Eskiden sorularla adım adım
açılan, lafı ağzından kerpetenle aldığımız Adem’in, bu bölümdeki terapi
seansında kendiliğinden dökülmesi, herhangi bir yönlendirmeye ihtiyaç duymadan
yaşadıklarını ve bunların ona neler hissettirdiğini açıklaması ne kadar büyük
bir adım attığını göstermeye yetiyor aslında ama benim dikkatimi çeken bir tavrı
daha oldu bu seansta.
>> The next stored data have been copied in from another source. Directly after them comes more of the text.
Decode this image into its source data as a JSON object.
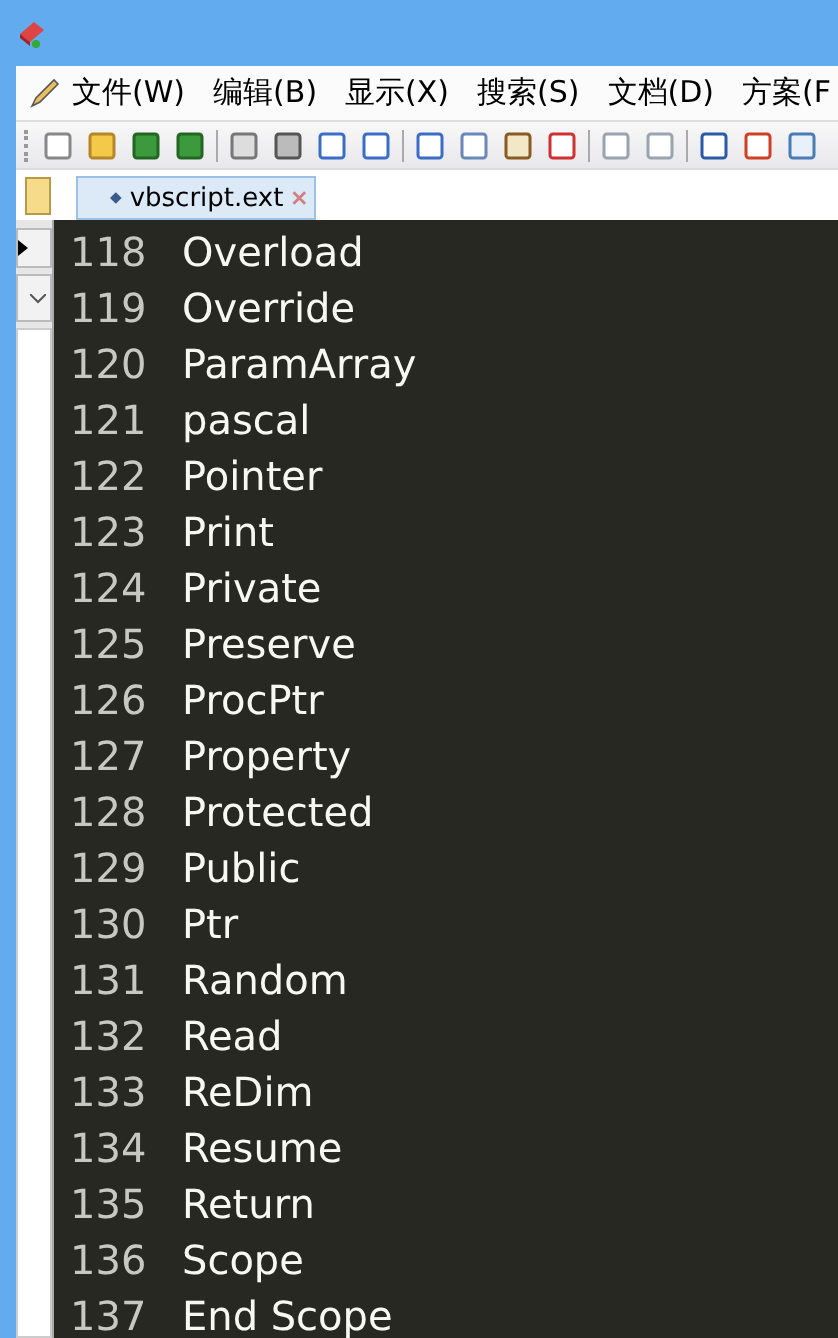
{
  "menu": [
    {
      "label": "文件(W)"
    },
    {
      "label": "编辑(B)"
    },
    {
      "label": "显示(X)"
    },
    {
      "label": "搜索(S)"
    },
    {
      "label": "文档(D)"
    },
    {
      "label": "方案(F"
    }
  ],
  "tabs": [
    {
      "label": "vbscript.ext",
      "selected": true
    }
  ],
  "lines": [
    {
      "number": "118",
      "text": "Overload"
    },
    {
      "number": "119",
      "text": "Override"
    },
    {
      "number": "120",
      "text": "ParamArray"
    },
    {
      "number": "121",
      "text": "pascal"
    },
    {
      "number": "122",
      "text": "Pointer"
    },
    {
      "number": "123",
      "text": "Print"
    },
    {
      "number": "124",
      "text": "Private"
    },
    {
      "number": "125",
      "text": "Preserve"
    },
    {
      "number": "126",
      "text": "ProcPtr"
    },
    {
      "number": "127",
      "text": "Property"
    },
    {
      "number": "128",
      "text": "Protected"
    },
    {
      "number": "129",
      "text": "Public"
    },
    {
      "number": "130",
      "text": "Ptr"
    },
    {
      "number": "131",
      "text": "Random"
    },
    {
      "number": "132",
      "text": "Read"
    },
    {
      "number": "133",
      "text": "ReDim"
    },
    {
      "number": "134",
      "text": "Resume"
    },
    {
      "number": "135",
      "text": "Return"
    },
    {
      "number": "136",
      "text": "Scope"
    },
    {
      "number": "137",
      "text": "End Scope"
    }
  ]
}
Bu hareketi daha evvel yapmış mıydı emin değilim ama terapi sırasında kendiliğinden, hiç teklifsiz bir şekilde masadaki sürahiden
bir bardak su alıp içmesi İdil Hanım gibi benim de dikkatimi çekti. Çünkü
başlardaki o elini kolunu nereye koyacağını bilemeden gerilen, oturuşunda bile
bir tereddüt olan adamın o odayı artık yabancılamadığını, orada artık
gerilmediğini, bir şekilde benimsediğini hissettim ben o anda. Çok ufak bir
detaydı belki ama hani yakın arkadaşınızın evine gittiğinizde montunuzu
kendiliğinden askılığa koymak, izin filan istemeden kalkıp çayı mutfaktan alıp
gelmek, dolaptaki tabağı çıkarmak kadar doğal bir hareketti. Belki kendisi bile
farkında değildi ama içinde bulunduğu ortamla nasıl barıştığının bir göstergesiydi.
İnsan bir kez mucizeyi yaşadıktan
sonra devamını umar illa ki, eski mutsuzluğunun düşündüğünden de karanlık
olduğunu anlar. Çünkü iyi bir şeyin tadına varınca vazgeçmesi zor oluyor. Adem’in
de bundan sonraki hamleleri için bu hissiyata tutunmak istiyorum. Karakterinin
her bir hissiyatını zerre zerre seyirciye geçiren başta Fırat Tanış olmak
üzere, emeği geçenlerin ellerine sağlık.